Pendant les premiers mois de sa vie, Malo se contentait de remuer et de se déplacer dans son lit. Plus tard, il entreprit de passer par-dessus les barrières et de se promener dans la maison. Ses parents étaient de grands dormeurs et ne s’aperçurent d’aucun de ses déplacements. Instinctivement ou par réflexe, Malo avait sommeil et se recouchait juste avant que ses parents ne se réveillent.

Pendant sa période d’activité, un rien l’amusait. Un flocon de poussière, une miette de pain lui suffisaient pour se divertir durant des heures. Plus grand, il s’affairait à ranger ce qui perturbait ses allées et venues. Il remettait les chaises à leur place, il rangeait les livres de la bibliothèque…. Une quantité de gestes imperceptibles pour le commun des mortels.

Martha cependant prit conscience que quelque chose d’anormal se passait. De plus, elle s’interrogeait sur le sommeil de son enfant : comment pouvait-Il dormir autant le jour et était-ce bon pour sa santé ? Dormait-il autant la nuit ? Alors, elle s’avisa de rester éveillée pour mieux le surveiller. Évidemment qu’elle ne fut pas sa surprise quand elle vit Malo se lever et s’occuper simplement ! Elle profita le lendemain d’un moment paisible pour le réveiller et lui dire :

– Le soleil du jour, c’est fait pour ouvrir tes yeux à l’amour.

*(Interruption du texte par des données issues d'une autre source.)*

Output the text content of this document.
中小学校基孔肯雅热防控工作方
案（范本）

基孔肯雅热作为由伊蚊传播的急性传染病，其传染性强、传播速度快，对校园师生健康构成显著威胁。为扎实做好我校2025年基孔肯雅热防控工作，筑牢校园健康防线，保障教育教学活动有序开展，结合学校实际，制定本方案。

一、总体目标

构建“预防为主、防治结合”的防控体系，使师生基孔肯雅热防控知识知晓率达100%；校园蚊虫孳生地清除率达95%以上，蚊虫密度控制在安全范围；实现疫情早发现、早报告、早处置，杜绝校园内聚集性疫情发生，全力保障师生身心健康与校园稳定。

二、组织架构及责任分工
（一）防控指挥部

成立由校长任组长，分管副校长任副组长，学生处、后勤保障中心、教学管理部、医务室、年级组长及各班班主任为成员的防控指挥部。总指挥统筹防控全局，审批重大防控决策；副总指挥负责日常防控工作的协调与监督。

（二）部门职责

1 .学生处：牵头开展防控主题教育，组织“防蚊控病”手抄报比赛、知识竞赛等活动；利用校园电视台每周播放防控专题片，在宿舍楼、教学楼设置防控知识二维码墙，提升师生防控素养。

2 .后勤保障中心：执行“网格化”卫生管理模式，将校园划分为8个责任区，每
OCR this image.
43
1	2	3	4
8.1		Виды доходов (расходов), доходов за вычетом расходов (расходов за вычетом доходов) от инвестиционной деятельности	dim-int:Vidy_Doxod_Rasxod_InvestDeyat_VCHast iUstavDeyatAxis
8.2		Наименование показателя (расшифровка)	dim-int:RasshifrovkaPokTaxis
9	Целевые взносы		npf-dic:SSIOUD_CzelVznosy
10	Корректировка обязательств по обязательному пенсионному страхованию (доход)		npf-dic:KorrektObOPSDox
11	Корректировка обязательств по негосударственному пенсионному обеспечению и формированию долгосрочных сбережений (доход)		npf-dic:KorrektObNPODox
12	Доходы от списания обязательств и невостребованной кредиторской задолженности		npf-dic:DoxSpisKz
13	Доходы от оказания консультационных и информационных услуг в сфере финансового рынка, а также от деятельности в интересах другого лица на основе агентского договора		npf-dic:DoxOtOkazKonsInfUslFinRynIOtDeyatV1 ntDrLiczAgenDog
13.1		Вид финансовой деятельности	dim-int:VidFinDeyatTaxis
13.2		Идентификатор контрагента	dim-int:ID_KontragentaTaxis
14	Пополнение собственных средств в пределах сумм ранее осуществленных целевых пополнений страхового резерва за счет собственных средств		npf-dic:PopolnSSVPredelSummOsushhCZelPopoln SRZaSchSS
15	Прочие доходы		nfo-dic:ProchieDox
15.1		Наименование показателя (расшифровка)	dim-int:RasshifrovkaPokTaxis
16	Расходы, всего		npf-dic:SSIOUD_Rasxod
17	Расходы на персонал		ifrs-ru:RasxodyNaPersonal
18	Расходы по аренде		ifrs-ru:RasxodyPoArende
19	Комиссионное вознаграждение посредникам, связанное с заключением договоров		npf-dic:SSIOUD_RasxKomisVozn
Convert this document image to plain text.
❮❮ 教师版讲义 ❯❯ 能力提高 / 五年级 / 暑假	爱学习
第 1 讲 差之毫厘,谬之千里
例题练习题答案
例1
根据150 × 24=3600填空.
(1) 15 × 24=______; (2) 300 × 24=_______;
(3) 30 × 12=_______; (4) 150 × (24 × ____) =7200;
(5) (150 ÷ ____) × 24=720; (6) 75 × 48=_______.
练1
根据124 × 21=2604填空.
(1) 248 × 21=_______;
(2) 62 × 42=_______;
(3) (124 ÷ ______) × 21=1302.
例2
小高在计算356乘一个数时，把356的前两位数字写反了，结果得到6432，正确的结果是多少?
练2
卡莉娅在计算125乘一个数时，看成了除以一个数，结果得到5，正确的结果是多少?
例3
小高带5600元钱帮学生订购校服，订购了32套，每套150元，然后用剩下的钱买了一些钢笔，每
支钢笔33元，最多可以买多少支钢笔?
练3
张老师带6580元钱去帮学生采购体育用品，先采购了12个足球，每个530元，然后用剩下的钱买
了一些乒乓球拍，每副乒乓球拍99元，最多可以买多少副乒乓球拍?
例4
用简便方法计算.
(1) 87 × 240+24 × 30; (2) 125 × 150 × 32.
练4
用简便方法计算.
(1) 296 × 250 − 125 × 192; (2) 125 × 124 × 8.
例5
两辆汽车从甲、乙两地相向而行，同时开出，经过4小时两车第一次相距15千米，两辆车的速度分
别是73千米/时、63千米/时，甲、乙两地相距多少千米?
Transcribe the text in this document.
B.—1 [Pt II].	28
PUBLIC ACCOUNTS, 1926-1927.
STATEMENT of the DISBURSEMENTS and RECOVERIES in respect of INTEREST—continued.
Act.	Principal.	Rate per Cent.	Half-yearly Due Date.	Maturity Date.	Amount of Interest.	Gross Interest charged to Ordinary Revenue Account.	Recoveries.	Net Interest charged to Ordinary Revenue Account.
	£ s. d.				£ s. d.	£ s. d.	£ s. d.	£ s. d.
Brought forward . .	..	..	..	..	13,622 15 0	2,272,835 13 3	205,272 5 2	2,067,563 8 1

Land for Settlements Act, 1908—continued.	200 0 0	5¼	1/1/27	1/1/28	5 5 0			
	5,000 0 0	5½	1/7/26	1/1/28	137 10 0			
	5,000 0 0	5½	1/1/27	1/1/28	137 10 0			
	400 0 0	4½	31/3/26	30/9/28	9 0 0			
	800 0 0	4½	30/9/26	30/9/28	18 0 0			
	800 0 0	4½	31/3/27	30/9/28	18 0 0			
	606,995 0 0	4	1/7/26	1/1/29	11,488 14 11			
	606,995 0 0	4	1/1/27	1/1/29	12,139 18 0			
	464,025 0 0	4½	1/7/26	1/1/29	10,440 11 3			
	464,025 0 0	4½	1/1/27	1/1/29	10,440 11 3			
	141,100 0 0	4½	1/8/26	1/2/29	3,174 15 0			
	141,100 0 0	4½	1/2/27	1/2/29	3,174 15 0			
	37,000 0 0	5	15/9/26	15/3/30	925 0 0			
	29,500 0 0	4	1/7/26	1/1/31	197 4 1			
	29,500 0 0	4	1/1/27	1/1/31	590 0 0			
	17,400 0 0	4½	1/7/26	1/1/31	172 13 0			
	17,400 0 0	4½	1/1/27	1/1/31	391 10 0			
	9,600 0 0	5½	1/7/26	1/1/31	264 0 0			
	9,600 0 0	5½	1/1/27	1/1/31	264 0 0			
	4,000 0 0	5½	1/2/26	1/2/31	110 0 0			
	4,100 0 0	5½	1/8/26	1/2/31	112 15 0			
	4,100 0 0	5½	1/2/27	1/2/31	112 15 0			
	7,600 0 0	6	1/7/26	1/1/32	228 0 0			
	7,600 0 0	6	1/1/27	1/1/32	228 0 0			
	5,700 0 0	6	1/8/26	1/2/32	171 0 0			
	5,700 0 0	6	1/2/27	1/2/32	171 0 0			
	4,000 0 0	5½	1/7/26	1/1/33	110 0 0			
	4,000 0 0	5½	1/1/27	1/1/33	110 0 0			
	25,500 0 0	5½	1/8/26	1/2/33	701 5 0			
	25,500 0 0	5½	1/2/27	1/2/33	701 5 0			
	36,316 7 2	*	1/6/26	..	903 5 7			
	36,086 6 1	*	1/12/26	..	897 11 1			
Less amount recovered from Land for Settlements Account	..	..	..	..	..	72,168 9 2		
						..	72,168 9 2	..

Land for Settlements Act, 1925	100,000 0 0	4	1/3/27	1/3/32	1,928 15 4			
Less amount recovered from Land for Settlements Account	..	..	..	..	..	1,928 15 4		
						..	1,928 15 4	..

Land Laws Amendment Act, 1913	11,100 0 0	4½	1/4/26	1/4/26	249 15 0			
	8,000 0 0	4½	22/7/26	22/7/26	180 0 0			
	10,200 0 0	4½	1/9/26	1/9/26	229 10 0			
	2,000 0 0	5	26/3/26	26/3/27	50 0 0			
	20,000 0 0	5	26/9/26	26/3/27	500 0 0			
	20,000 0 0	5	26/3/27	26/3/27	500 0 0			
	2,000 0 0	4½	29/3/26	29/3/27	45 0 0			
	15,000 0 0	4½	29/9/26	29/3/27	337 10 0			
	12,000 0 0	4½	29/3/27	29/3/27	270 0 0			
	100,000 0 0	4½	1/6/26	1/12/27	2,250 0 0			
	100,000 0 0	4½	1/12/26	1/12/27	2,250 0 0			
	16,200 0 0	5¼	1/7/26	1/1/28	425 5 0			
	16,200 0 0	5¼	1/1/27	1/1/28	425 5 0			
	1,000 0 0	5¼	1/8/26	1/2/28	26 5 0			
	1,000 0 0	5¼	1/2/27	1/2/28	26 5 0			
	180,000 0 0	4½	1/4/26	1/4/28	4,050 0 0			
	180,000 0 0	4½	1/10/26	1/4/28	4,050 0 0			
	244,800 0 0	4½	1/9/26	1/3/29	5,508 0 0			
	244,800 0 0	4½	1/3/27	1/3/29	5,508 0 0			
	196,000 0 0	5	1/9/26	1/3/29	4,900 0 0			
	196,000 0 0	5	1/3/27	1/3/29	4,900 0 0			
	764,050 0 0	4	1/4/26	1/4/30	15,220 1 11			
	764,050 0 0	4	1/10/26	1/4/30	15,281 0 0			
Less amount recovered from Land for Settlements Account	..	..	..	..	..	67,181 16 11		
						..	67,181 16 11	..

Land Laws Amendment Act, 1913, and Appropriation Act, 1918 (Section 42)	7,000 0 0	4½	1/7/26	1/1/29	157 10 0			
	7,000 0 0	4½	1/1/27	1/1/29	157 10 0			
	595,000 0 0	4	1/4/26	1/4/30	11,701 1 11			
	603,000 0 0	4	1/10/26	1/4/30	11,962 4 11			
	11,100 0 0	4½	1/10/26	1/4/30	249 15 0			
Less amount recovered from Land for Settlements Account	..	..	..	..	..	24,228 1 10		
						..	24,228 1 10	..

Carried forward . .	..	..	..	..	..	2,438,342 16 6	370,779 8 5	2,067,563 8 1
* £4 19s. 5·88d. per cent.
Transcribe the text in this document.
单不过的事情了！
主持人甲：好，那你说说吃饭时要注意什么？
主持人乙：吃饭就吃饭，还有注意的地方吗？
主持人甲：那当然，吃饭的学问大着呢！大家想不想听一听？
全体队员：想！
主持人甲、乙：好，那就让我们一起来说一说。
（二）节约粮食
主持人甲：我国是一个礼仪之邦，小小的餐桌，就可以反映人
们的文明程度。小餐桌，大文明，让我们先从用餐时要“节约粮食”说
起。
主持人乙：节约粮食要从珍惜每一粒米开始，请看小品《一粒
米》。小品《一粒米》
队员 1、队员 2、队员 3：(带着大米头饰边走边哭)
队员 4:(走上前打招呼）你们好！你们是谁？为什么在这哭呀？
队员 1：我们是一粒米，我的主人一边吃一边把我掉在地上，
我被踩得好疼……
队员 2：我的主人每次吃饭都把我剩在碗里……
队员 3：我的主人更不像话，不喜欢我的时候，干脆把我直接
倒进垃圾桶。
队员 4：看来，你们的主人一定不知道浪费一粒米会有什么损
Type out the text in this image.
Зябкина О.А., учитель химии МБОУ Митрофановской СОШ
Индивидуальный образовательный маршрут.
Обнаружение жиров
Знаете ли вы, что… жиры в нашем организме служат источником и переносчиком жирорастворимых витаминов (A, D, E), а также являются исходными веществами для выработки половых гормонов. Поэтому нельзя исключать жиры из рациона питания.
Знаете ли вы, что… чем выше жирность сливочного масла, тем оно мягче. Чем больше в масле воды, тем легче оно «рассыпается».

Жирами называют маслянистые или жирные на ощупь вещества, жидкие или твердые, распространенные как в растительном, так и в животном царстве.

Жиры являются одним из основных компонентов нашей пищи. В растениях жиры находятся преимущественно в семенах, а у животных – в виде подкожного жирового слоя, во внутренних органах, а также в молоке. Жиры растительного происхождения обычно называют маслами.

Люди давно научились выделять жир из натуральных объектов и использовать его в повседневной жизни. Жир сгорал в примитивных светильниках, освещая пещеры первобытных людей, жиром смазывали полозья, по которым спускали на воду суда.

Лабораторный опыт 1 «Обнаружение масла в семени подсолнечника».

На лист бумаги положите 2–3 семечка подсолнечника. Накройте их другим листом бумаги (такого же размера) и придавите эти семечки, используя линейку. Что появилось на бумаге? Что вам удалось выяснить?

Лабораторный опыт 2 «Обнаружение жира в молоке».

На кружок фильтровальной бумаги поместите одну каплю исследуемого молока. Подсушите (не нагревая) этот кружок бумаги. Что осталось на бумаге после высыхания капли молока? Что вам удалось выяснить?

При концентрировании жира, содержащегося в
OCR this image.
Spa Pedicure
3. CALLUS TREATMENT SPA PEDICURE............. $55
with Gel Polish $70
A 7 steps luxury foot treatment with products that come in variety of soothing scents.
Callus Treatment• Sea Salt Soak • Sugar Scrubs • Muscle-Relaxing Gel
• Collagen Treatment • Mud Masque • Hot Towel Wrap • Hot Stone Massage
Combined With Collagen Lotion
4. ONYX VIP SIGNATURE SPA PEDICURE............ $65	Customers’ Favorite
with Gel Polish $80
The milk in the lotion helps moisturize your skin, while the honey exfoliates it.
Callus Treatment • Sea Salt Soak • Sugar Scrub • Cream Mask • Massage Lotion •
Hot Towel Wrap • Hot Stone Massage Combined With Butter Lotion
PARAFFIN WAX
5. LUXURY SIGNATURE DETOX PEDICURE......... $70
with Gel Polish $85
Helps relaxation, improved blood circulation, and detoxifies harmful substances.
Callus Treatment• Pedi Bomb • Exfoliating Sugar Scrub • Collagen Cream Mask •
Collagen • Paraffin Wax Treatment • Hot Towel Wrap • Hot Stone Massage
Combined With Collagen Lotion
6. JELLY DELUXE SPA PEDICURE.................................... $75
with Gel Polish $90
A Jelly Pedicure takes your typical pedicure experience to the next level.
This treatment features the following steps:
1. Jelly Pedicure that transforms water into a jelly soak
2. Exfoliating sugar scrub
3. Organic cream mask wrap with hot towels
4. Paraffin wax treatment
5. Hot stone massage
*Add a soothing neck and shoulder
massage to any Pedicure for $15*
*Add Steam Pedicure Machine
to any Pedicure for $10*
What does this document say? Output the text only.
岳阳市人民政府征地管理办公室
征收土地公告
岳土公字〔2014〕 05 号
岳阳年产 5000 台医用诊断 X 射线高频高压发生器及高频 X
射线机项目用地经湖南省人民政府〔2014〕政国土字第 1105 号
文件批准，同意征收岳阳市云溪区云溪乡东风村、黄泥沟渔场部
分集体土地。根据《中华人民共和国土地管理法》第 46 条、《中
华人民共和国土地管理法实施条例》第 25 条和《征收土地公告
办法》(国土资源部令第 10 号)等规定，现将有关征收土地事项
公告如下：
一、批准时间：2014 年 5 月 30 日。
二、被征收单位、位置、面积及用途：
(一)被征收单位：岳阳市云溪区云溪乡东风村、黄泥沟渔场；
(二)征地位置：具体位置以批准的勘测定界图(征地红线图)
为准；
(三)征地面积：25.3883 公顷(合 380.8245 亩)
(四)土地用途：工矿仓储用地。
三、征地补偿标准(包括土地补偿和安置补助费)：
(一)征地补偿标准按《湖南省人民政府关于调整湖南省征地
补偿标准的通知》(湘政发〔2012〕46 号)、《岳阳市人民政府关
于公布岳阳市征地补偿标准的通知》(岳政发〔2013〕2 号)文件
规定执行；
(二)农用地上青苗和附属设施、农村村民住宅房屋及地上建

Et la nuit, c’est fait pour fermer tes yeux à l’ennui. De plus, comment veux-tu que le Père-Noël t’apporte des jouets en secret comme il le fait, si tu surveilles le sapin toute la nuit ?

Malo n’avait pas tout compris, il était encore trop petit. Mais dès ce jour, il dormit toutes ses nuits.

Et la roue tourne…

Calendrier de l’Avent : conte du 3 décembre

Le général Méday commandait une petite armée de fourmis. La reine lui avait confié la surveillance du domaine de la fourmilière. Ce général avait étudié dans une prestigieuse école de fourmis. Il connaissait par cœur les lois de la discipline et les techniques militaires. Alors ce ne fut pas très compliqué pour lui de faire respecter l’ordre et d’interdire à tout ennemi de s’approcher de trop près.

En raison de son sérieux et de ses capacités, la reine décida plus tard de l’envoyer au-delà de la fourmilière avec la mission de conquérir de nouveaux territoires afin de permettre à sa famille de s’étendre. Ce fut chose facile pour le général… Facile ? Non, pas vraiment ! Mais il fît savoir à la reine, en modifiant la vérité, que ses victoires étaient totales et que ses conquêtes se multipliaient. Oh ! Qu’on était contents dans la fourmilière. Les veilleuses saluaient les porteuses et les gardes prenaient garde de ne pas trop s’alarmer. Même dans la nurserie, on se racontait les bonnes nouvelles.

On décida à la cour de nommer le général Grand Maître du Peuple Fourmi. Qu’est-ce qu’il advint ? Le général avait-il perdu la tête ? Il affirma haut et fort que des ennemis voulaient anéantir leur fourmilière. Il se lança dans d’épiques batailles. Le grand nombre de victoires fit un grand nombre de victimes. On ne mène pas un combat sans y recevoir des blessures. Et quand il revint chez lui, le général qu’on n’appelait plus Grand Maître n’avait plus de forces. Il fut moqué, injurié et rejeté. On riait fort en le surnommant Napoléon.

La reine fut bien obligée de le disgracier et de l’envoyer au fin fond de la fourmilière pour que tout le monde l’oublie.

Le chemin à prendre

Calendrier de l’Avent : conte du 4 décembre

Il était une fois un enfant qui habitait au cœur d’une jolie et grande forêt. Il en connaissait tous les chemins parce que sa maman n’avait pas hésité à le promener chaque jour sur des sentiers de plus en plus éloignés de la maison. Quand ses parents eurent totalement confiance en leur enfant, ils lui permirent d’aller se promener tout seul. Sylvain était fier qu’on reconnaisse ses capacités.

Plusieurs mois plus tard, il se dit qu’il était temps pour lui de découvrir d’autres chemins et de vivre d’autres aventures. Une grande joie l’envahissait, c’était presque une ivresse qui remplissait ses poumons et son visage. Un jour, il prit un chemin étroit et seulement connu de quelques lapins ou de rares chevreuils.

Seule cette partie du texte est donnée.